Thursday 22 August 2013

British govt. promoted fake bomb detectors?

Three British government departments and agencies promoted the international sale of fake bomb detectors which are thought to have cost lives, despite a government-wide warning that they were useless.
On Tuesday, Kent businessman Gary Bolton (47) was jailed for seven years at the Old Bailey criminal court in London for fraud over the sale of thousands of devices based on novelty golf ball finders which he claimed could detect explosives and drugs but which detectives said were “nothing more than plastic handles with aerials as antennae”.

In the aftermath of Bolton’s sentencing, it can be revealed that the Ministry of Defence, the Foreign and Commonwealth Office and the government’s trade arm, UKTI, gave promotional, diplomatic and financial backing to Bolton over several years even though a Home Office expert in bomb detection equipment found his device’s ability to detect explosives was no better than random. In Thailand, where hundreds of the bogus devices were sold under the brand GT200 for use at police and army checkpoints, human rights campaigners have reported they failed to detect bombs that then killed four people. Hundreds more have been wrongly imprisoned after the fake equipment indicated they had handled explosives. The devices were sold to security hotspots including Pakistan, India and Egypt as well as Mexico, where authorities fighting a bloody drugs war bought 1,200 of the units.

Last night, ministers were under pressure to mount an urgent investigation into Whitehall’s role in the trade, which one MP labelled “a national embarrassment”. The devices cost Bolton as little as £1.82 to make but were sold for as much as £15,000 each, resulting in a trade worth up to £3 million a year. A Home Office scientist who ran a test in 2001 that demonstrated the so-called bomb detector was useless said on Tuesday he had issued a written warning against the device which was circulated to at least 1,000 officials across Whitehall, the military and police departments.
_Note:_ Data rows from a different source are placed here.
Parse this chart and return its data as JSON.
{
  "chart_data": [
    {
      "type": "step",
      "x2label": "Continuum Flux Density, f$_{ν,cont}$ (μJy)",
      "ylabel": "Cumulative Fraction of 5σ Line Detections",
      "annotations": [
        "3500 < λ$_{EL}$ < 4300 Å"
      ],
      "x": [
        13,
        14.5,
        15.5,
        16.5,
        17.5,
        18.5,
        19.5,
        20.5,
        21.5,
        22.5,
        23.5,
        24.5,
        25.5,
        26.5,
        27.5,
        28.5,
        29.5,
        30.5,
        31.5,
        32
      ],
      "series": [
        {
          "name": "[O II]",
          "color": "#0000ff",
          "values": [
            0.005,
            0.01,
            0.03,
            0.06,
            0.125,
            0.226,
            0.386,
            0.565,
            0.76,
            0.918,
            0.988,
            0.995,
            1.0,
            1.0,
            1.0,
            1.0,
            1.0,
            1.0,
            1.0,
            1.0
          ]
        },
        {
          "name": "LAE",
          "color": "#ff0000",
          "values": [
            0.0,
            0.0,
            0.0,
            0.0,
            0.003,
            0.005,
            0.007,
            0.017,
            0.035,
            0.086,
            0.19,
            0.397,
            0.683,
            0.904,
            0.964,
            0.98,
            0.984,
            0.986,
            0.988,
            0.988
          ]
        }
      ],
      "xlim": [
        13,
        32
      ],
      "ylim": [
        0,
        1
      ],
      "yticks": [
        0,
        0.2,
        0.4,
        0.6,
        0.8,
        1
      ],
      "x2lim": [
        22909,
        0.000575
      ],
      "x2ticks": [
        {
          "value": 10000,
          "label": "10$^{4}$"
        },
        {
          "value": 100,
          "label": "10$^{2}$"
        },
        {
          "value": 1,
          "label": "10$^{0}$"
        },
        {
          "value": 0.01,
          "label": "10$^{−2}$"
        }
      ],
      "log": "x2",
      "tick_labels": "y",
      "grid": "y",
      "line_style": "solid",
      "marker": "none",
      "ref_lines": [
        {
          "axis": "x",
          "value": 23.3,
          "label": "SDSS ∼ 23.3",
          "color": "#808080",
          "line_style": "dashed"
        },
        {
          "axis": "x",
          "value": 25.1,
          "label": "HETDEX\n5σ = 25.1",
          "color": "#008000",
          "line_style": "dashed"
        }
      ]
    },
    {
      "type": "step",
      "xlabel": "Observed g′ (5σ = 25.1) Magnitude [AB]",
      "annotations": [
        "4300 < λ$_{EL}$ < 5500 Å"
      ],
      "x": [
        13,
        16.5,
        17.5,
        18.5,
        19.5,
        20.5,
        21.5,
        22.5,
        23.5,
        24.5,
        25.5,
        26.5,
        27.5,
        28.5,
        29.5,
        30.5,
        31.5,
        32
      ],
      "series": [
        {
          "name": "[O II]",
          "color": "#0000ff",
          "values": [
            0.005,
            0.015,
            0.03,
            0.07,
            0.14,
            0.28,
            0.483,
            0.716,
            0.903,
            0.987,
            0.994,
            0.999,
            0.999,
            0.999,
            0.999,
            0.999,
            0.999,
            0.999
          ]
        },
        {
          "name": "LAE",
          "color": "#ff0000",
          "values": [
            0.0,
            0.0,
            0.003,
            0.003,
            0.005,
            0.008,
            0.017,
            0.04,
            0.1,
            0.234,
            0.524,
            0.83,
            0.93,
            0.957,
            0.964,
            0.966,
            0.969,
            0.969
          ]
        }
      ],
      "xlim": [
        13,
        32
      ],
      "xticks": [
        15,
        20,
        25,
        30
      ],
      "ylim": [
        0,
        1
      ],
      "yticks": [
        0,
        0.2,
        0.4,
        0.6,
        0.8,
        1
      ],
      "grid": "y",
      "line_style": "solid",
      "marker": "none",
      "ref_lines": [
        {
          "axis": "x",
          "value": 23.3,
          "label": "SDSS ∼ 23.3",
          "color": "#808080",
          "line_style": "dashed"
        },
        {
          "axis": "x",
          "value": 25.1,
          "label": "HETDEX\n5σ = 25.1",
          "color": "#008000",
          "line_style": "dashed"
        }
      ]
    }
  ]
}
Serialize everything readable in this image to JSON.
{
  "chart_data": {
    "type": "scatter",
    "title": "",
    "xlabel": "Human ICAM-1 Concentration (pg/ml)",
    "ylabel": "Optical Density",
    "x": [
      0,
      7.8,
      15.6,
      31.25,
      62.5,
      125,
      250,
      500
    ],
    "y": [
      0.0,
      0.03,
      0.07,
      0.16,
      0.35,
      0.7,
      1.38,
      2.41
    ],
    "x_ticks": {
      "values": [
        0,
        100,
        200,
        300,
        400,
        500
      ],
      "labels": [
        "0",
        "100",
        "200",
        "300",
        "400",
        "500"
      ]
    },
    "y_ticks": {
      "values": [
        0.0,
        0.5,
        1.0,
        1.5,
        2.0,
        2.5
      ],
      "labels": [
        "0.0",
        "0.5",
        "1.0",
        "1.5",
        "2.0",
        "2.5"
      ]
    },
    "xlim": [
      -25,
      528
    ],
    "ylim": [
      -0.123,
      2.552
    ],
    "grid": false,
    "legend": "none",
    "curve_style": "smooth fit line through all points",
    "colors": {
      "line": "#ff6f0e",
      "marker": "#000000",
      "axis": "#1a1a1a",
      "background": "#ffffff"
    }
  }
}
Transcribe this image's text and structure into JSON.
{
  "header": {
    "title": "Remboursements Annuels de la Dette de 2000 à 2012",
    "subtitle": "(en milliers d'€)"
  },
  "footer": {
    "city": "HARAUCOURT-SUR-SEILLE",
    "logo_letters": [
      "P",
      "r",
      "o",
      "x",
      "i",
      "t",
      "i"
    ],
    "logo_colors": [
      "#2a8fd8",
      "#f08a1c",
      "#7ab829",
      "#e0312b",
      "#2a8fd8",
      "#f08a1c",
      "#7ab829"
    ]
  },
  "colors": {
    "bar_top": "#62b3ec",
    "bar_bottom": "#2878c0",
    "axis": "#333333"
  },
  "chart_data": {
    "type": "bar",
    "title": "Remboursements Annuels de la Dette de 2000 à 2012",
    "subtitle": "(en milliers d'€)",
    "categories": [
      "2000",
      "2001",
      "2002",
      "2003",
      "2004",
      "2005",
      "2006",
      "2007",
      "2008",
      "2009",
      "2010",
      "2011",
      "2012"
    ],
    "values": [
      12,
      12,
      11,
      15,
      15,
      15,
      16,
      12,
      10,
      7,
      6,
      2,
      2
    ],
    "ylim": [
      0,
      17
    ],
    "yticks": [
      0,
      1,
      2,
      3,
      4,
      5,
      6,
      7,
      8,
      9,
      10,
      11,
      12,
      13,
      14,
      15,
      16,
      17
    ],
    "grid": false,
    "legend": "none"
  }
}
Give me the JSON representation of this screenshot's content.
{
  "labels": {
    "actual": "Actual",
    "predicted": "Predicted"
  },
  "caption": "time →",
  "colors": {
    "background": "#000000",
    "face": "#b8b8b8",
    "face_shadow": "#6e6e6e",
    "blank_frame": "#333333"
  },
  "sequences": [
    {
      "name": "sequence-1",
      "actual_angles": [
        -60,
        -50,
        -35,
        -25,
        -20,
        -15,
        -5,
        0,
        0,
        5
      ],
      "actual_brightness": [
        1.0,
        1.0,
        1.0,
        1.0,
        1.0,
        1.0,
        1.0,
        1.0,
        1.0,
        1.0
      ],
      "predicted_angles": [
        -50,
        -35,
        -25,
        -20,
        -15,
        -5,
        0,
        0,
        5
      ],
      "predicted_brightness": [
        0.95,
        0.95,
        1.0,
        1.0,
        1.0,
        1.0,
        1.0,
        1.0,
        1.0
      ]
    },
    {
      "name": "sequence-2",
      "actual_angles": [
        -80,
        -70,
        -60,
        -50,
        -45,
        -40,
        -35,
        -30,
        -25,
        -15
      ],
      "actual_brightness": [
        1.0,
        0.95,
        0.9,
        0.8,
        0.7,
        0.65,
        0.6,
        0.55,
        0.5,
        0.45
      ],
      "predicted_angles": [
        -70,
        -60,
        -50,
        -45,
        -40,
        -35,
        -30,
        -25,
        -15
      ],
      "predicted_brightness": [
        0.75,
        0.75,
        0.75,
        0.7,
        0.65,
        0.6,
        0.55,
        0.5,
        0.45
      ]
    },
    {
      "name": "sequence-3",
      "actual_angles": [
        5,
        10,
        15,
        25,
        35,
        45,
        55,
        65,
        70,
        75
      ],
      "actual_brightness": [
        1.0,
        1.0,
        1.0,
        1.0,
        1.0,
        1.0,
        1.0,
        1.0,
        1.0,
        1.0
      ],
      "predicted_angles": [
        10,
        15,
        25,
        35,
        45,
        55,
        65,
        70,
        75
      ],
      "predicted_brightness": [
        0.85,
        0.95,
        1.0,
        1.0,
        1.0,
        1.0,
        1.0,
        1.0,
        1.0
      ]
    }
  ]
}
Following the trial, the business department has admitted that "UKTI provided advice on overseas markets through the Overseas Market Introduction Service and support to attend trade shows overseas through the Tradeshow Access Programme". In Mexico, "sales meetings sometimes took place in the embassy or the residence, occasionally with the presence of the ambassador," the court heard. Paxman even wrote to the state authorities in Sonora, which borders the US, "emphasising the excellence of the UK security industry".
Bolton's sentence follows that of his former business partner, Jim McCormick, who was jailed for 10 years in May for selling around £50m worth of similar devices, many to post-war Iraq, where their use is thought to have cost lives. Speaking in mitigation, Jonathan Higgs QC, said Bolton has three children, including a eight-month-old baby, and had been diagnosed with depression, which the judge said he was sceptical about given he was a fraudster.
Fake bomb detector
In his remarks, the judge said Bolton's "glib salesmanship persuaded these agencies to support the sales" and concluded: "You have damaged the reputation of British trade abroad, having duped UKTI and other agencies dedicated to supporting the export of quality British goods as opposed to the dross that you manufactured."
At the time of his arrest last year Bolton admitted "he had no background in science, research, training or specifically security" and he called in his defence an expert in dowsing, a method of "divining" for water using sticks.
A spokesman for the Foreign Office said: "The government supports thousands of British companies around the world each year in our efforts to help boost trade and investment. Global Technical received limited support from the embassy in Mexico prior to any suggestion that their activity was fraudulent."